Mary was rebuilt in 1727 under the direction of Richard Stacey at Deptford Dockyard. She now measured 163 72/94 bm, was 76 ft 6 in long along the gundeck; 61 ft 6 in along the keel; with a beam of 22 ft 4 in; and a hold depth of 9 ft 8 in.

She was armed with eight 3-pounder guns and ten ½-pounder swivels, and had a complement of 40 men.

== Later service ==
Captain Molloy returned to command of Mary until 1743. She was then commanded by Captain Robert Allen from 1744 until his death in 1752, when command passed to Captain John Campbell. During the period from 1756 to 1763 she was unemployed except for undertaking a Royal Escort in August–September 1761. Captain Campbell recommissioned her in December 1763 and continued in command until 1770. Richard Edwards then took over command until 1776.

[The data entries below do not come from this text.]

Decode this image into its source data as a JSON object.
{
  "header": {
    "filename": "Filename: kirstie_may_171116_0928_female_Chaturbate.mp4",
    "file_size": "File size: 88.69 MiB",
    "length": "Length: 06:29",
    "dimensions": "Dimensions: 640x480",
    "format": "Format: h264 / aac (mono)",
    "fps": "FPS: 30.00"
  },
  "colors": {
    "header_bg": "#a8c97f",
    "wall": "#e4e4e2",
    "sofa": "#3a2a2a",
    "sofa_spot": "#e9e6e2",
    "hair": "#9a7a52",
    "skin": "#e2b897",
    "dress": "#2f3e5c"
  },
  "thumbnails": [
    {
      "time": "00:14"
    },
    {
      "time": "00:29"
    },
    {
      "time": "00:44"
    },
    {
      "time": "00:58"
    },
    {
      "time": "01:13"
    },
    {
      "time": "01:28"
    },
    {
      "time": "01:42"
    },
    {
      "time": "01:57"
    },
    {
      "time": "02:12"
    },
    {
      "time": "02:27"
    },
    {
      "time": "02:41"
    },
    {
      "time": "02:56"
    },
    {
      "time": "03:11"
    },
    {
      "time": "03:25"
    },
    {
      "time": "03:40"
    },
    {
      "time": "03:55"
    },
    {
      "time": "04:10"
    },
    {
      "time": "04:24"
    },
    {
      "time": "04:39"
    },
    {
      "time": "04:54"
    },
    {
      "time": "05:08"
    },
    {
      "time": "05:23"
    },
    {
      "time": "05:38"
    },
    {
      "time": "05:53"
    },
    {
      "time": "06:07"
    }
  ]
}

She was unemployed between 1777 and 1780. Following a large repair at Deptford, she was recommissioned by Captain Hon. Philip Tufton Perceval in 1781 and paid off in 1795. She was commissioned again in February 1797 under Captain James Hill, only to be paid off again in December of that year.

She was recommissioned by Captain Sir Thomas Thompson in July 1801 and he stayed in command until 1805. Sir Edward Hamilton was given command in July 1806, and remained in Mary until 1815, except for a brief period in 1809 when Thomas Francis Fremantle acted as captain.

== Fate ==
Marys career came to an end when she was broken up in April 1816.